As with everything there is more to this once one delves a little deeper. SUN's ideas about OLTP seem to have a rather blue hue. IBM, who have both most to gain and most to lose with EJBs are enthusiastic adopters of these SUN promulgated standards. It could be argued that it is IBM who make and break standards in these areas as can be seen with the ACSE/Presentation Transaction Processing API (XAP), an earlier ISO effort at interlinking disparate TP monitors. IBM didn't support XAP and it effectively died shortly after. Suffice to say that there is much too-ing and fro-ing between IBM and SUN. IBM have had a run in with the Department of Justice and is probably happy that SUN are seen to be in charge of all this. That IBM have adopted Enterprise Java Beans (EJB) so strongly is a good portent for their future success. Presently CICS and shortly IMS will be EJB-ized, and since these two TPM represent the plumbing to 90% of the world's e-commerce, well enough said.
The two main things that are driving all this, of course, are the opportunities of new business afforded by the paradigm shift to e-commerce leveraged by the Web (now there's some management speak for you) and the Spector at the feast that is Microsoft. Microsoft wield enormous power with their total domination of the present desk top. Everybody fears what they can do with it, especially if they come to own the interface to the Internet with their Web Browser, Internet Explorer. They would be in a position to dictate the way that the middleware and commerce over the Internet would work and thence much of the rest of the system. It is fair to say that fear of Microsoft is keeping everybody on board with EJBs, and that it is quite possible that without Microsoft the whole EJB thing would fragment.
So what would a realistic EJB system look like. This is of course a
matter of much speculation and argument between practitioners.
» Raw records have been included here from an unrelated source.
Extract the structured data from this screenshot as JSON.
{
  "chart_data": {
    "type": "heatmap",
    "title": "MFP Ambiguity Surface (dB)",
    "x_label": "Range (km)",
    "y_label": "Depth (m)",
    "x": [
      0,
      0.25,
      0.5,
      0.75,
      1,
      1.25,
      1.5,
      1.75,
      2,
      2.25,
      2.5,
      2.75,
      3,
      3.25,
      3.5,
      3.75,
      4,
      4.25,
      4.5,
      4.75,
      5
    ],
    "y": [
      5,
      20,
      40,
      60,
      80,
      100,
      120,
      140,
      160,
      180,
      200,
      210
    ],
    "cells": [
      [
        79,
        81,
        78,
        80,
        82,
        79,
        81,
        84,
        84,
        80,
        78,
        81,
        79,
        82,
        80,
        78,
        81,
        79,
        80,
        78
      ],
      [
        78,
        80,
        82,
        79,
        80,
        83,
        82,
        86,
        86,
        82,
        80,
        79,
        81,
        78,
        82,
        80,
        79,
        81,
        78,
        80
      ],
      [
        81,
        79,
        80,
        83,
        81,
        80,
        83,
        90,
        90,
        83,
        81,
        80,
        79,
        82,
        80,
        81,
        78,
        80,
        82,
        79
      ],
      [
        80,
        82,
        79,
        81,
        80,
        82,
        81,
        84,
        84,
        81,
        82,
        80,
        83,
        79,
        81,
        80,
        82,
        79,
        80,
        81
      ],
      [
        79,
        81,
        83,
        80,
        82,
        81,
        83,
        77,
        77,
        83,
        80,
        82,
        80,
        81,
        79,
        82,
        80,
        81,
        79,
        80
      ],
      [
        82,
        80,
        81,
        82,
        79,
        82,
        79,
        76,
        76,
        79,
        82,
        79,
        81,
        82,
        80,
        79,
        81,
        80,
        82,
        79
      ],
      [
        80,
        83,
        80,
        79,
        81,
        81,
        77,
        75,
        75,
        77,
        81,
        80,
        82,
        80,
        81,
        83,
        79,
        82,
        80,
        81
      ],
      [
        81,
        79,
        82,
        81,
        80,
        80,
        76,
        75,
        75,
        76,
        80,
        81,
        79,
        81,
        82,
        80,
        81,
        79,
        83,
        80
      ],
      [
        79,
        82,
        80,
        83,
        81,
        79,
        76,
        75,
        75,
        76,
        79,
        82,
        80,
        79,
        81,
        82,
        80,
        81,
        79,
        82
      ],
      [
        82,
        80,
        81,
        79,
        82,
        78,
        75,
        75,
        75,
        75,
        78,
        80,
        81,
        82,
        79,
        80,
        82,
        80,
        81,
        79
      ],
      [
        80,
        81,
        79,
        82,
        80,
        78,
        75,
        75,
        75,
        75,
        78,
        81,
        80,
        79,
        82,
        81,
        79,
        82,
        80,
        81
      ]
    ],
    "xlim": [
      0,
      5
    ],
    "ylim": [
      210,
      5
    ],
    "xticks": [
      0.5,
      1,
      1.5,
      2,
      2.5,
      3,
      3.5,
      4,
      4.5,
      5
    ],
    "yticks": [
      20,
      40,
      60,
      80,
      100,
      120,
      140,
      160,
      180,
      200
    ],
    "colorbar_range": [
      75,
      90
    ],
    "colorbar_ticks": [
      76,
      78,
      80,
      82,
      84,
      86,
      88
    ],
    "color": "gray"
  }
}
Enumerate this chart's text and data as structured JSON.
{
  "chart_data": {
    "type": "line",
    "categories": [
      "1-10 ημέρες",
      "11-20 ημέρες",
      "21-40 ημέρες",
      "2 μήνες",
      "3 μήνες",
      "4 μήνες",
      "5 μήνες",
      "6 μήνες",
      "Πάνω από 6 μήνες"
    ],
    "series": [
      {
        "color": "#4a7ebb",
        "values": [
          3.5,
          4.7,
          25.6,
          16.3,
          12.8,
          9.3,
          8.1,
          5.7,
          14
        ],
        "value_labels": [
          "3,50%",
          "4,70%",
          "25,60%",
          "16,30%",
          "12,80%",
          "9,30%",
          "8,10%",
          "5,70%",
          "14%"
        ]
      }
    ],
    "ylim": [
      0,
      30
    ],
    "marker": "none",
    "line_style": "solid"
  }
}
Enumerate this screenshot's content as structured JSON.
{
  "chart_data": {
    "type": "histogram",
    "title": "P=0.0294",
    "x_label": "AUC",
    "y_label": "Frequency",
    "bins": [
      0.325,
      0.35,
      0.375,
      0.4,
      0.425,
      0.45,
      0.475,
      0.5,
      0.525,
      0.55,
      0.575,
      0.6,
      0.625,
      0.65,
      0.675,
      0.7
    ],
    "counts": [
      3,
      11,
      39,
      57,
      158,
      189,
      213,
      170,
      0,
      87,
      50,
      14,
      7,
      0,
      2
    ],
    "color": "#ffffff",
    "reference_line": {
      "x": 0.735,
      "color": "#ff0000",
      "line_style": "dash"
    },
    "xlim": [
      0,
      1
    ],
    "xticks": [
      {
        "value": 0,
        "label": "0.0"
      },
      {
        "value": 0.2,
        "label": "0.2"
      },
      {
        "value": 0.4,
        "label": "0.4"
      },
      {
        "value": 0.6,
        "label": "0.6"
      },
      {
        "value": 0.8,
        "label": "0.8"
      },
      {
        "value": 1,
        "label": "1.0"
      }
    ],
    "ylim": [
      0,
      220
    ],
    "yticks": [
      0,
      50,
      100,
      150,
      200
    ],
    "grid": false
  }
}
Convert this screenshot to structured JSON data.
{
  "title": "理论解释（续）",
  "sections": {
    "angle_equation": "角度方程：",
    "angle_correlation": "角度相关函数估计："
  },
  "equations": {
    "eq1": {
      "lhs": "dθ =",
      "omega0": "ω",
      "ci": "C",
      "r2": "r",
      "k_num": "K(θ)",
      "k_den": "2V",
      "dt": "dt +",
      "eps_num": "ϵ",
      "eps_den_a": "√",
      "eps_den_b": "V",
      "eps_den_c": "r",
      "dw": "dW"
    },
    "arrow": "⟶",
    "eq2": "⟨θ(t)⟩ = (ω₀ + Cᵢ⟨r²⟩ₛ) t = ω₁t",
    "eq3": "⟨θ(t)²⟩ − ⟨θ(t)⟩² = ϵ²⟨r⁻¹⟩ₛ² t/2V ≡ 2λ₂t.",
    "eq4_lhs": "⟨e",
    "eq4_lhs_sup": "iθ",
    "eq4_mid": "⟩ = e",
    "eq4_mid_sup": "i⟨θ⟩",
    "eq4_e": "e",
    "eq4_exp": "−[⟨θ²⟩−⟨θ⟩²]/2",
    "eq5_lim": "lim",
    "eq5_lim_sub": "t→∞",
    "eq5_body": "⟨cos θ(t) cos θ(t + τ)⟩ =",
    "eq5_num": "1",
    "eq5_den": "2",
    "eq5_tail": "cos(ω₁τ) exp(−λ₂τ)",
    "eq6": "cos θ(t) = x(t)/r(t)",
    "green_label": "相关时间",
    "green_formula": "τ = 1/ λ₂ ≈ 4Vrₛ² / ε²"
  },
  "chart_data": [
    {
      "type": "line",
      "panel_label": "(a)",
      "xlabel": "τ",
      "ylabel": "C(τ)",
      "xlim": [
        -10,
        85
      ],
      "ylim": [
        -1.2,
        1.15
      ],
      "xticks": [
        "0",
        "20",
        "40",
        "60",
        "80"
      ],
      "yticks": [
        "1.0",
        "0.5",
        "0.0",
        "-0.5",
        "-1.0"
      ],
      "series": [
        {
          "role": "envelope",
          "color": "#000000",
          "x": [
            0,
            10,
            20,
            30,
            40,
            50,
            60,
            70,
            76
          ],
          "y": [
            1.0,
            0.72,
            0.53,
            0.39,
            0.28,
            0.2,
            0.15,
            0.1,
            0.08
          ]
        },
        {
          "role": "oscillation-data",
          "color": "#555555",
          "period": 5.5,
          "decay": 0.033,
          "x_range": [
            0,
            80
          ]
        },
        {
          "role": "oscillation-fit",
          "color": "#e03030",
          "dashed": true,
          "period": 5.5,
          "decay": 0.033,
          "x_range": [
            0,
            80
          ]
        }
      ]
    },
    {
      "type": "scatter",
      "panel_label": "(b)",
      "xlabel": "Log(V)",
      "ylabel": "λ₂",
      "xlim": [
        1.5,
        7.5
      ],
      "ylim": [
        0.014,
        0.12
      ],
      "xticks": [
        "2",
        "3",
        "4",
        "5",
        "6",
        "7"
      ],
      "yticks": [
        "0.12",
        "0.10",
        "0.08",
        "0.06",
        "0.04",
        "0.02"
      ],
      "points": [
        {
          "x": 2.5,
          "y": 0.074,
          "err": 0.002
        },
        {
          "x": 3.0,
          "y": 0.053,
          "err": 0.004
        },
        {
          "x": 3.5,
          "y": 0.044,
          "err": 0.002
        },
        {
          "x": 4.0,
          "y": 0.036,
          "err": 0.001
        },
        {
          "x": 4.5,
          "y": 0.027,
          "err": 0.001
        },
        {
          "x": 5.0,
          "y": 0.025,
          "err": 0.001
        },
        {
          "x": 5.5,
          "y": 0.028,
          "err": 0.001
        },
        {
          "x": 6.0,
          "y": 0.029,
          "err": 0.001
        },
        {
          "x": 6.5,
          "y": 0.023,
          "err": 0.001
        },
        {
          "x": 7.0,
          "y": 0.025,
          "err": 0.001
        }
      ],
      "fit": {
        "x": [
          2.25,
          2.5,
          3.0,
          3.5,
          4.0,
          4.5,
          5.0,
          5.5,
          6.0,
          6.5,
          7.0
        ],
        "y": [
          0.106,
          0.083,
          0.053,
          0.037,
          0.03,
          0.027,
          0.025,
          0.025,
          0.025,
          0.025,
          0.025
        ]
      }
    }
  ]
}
It is more
than likely that the somewhat idealised pure EJB systems seen in some
publications will not be realised. For one thing nobody is going to
completely rewrite the software that currently supports their business
simply to have it in the Language du jour, Java. What is more
likely is that the EBJ component will be a significant new addition
which will interface to the Web, perhaps bring self-service Web based
financial transactions, which have until now been provided by agents in
branches using rather more traditional interfaces.